More letters and telegrams followed in the coming months, in which the hope of Harry returning home alive steadily receded. But officially he remained ‘missing’, even after the terse letter of September 7 stating he was ‘now for official purposes presumed to have died on March 29, 1943’.
That Harry’s last resting place now appears to have been identified, nearly 80 years on, is ‘very special,’ says Edith. ‘My mother’s at peace, even though she’s died. She knows all that happened now, and so do I.’
The operation to recover the Short Stirling begins on August 31 and is expected to last five to six weeks. It is a complex collaboration involving researchers, army and air force technicians, and civilian recovery specialists. Because of the aircraft’s recent history, the military is still hedging its bets as to whether the pieces belong to the BK716.
‘For us it’s the most likely candidate,’ says Major Bart Aalberts, aircraft recovery staff officer for the Royal Netherlands Air Force. ‘The best thing, and what we’re hoping for, would be to find one of engines with the serial number engraved. Than we can say with certainty: that’s the aircraft.’
The engineers will sift an area of around 75 metres squared with diggers and analyse everything larger than 8 millimeters, so any machinery parts or human remains can be identified. The technique has provoked some controversy, but Major Aalberts says it was the only viable option for such a large area.
The alternative method of building a dam around the crash site and draining it was used four years ago to recover a Wellington bomber, but its remains were confined to a smaller area of around 34 by 23 metres. ‘The image people have in their heads is of a complete wreckage of a plane with the bodies still inside, but that’s not the reality,’ Major Aalberts says. ‘In this case the aircraft hit the water with such great force that it was spread across a huge area.
‘The lake bed mainly comprises sludge. The small, fine pieces only become visible on the sieve, regardless of whether the sludge is dug up wet or dry. And we don’t know beforehand where we’re going to find machine parts or human remains. The Aircraft Recovery Group has found the parachute locks, so we know that the bodies were in the water. But are they still there?’

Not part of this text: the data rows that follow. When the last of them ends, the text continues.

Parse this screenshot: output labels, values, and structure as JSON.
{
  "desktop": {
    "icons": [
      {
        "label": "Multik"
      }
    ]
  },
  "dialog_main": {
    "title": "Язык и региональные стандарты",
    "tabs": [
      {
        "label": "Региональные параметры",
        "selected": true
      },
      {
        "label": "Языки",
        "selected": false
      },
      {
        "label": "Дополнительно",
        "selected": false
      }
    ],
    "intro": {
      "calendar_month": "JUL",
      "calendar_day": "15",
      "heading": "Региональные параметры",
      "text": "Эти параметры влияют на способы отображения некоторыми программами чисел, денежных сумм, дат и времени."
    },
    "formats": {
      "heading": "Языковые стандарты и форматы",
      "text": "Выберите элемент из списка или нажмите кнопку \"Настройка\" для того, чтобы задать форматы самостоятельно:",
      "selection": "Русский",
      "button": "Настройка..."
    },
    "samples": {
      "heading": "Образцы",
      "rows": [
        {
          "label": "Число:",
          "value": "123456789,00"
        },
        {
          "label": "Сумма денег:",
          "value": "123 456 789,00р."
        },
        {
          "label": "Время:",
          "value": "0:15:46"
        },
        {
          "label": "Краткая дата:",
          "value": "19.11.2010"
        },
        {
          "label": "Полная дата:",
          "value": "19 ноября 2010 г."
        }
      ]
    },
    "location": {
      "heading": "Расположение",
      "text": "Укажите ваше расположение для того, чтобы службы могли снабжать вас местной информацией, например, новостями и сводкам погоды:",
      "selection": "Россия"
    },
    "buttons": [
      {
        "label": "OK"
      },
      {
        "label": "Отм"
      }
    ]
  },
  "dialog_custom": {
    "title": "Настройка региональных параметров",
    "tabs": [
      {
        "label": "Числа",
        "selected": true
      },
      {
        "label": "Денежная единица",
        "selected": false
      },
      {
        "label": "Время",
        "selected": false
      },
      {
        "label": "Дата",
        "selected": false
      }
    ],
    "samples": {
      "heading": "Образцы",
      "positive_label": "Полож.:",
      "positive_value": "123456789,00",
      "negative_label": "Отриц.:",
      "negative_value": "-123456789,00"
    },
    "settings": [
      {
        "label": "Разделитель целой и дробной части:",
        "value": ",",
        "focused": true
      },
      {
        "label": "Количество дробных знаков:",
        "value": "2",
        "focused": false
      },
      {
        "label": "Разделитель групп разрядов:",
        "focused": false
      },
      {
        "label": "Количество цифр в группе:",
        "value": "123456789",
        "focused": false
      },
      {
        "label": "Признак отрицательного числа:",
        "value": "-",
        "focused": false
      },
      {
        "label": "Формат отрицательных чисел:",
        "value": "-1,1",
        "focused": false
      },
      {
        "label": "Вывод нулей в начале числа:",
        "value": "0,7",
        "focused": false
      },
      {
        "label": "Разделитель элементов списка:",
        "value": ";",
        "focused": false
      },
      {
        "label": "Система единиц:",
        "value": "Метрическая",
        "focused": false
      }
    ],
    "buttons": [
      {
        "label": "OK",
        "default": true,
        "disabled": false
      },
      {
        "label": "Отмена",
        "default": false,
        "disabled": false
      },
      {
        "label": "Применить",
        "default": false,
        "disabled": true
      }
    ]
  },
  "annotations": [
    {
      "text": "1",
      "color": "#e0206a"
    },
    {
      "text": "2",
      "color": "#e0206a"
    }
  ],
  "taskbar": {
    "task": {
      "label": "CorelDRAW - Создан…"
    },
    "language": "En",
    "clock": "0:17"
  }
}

Major Aalberts welcomes the government’s decision to fund more operations, but says it is ultimately down to municipalities to decide whether wrecks are recovered. ‘The awkward truth is that more than 250,000 servicemen from Britain alone went missing over Europe during the two world wars,’ he says. ‘We’ll never find them all. But it is far more interesting and satisfying for us when we’re able to bring a missing airman home.’